Do you wish me luck? With that objective, a hundred billion dollars, and 15 years, you might be able to achieve quaternary status near where the huge public clouds play. So, let us look at the Rumble plan for conquering the digital world. Startups, after all, built to make ambitious ambitions. Rumble’s plan to take on the combined might of Amazon, Microsoft, and Google is, to say the least, ambitious.

CF Acquisition Corp. VI and Rumble, a self-described “neutral video platform,” are uniting. According to the firms, the deal will conclude in the second quarter of 2022. The following are the deal’s financial terms (somewhat condensed):

Rumble is valued at $2.1 billion at the outset of the transaction, with current Rumble shareholders eligible to earn additional shares of the merged business if the stock hits price targets of $15.00 and $17.50 per share. 

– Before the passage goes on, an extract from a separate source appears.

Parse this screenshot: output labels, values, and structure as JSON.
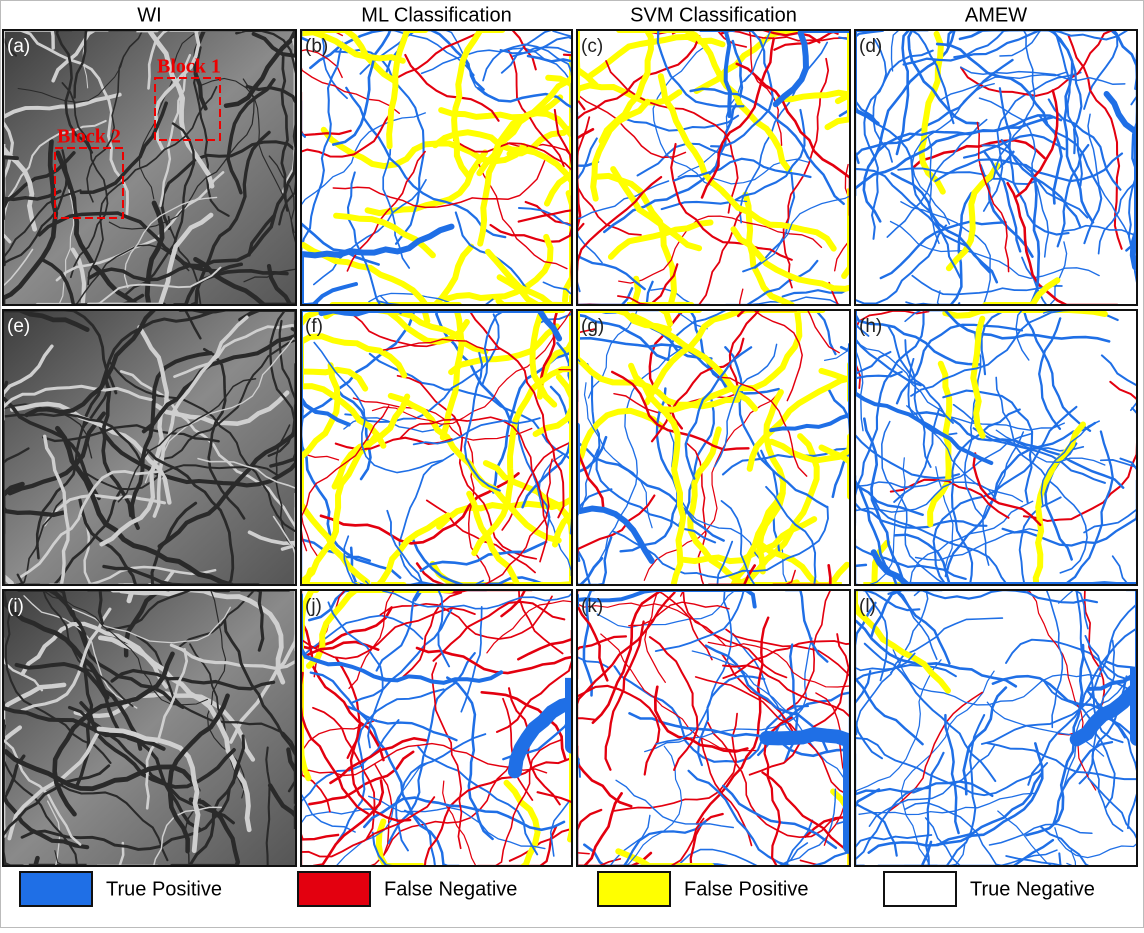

Rumble is projected to receive around $400 million in funds from the sale, which includes a fully committed PIPE of $100 million at $10.00 per share and $300 million in cash held in CFVI’s trust account.

Rumble is worth $2.1 billion, or will be next year when it merges with the blank-check firm, and you are right to be startled. After all, we do not have much information about it.

Crunchbase data shows that the firm has only received one round of investment, in May 2021, from Peter Thiel and J.D. Vance. According to The Wall Street Journal, the firm was valued at roughly $500 million at the time. 

Rumble launched in 2013 but only lately gained public appeal because right-wing personalities promoted it as a “friendlier, free-speech alternative” to video offers from big platform providers like Meta and Alphabet, according to the Journal.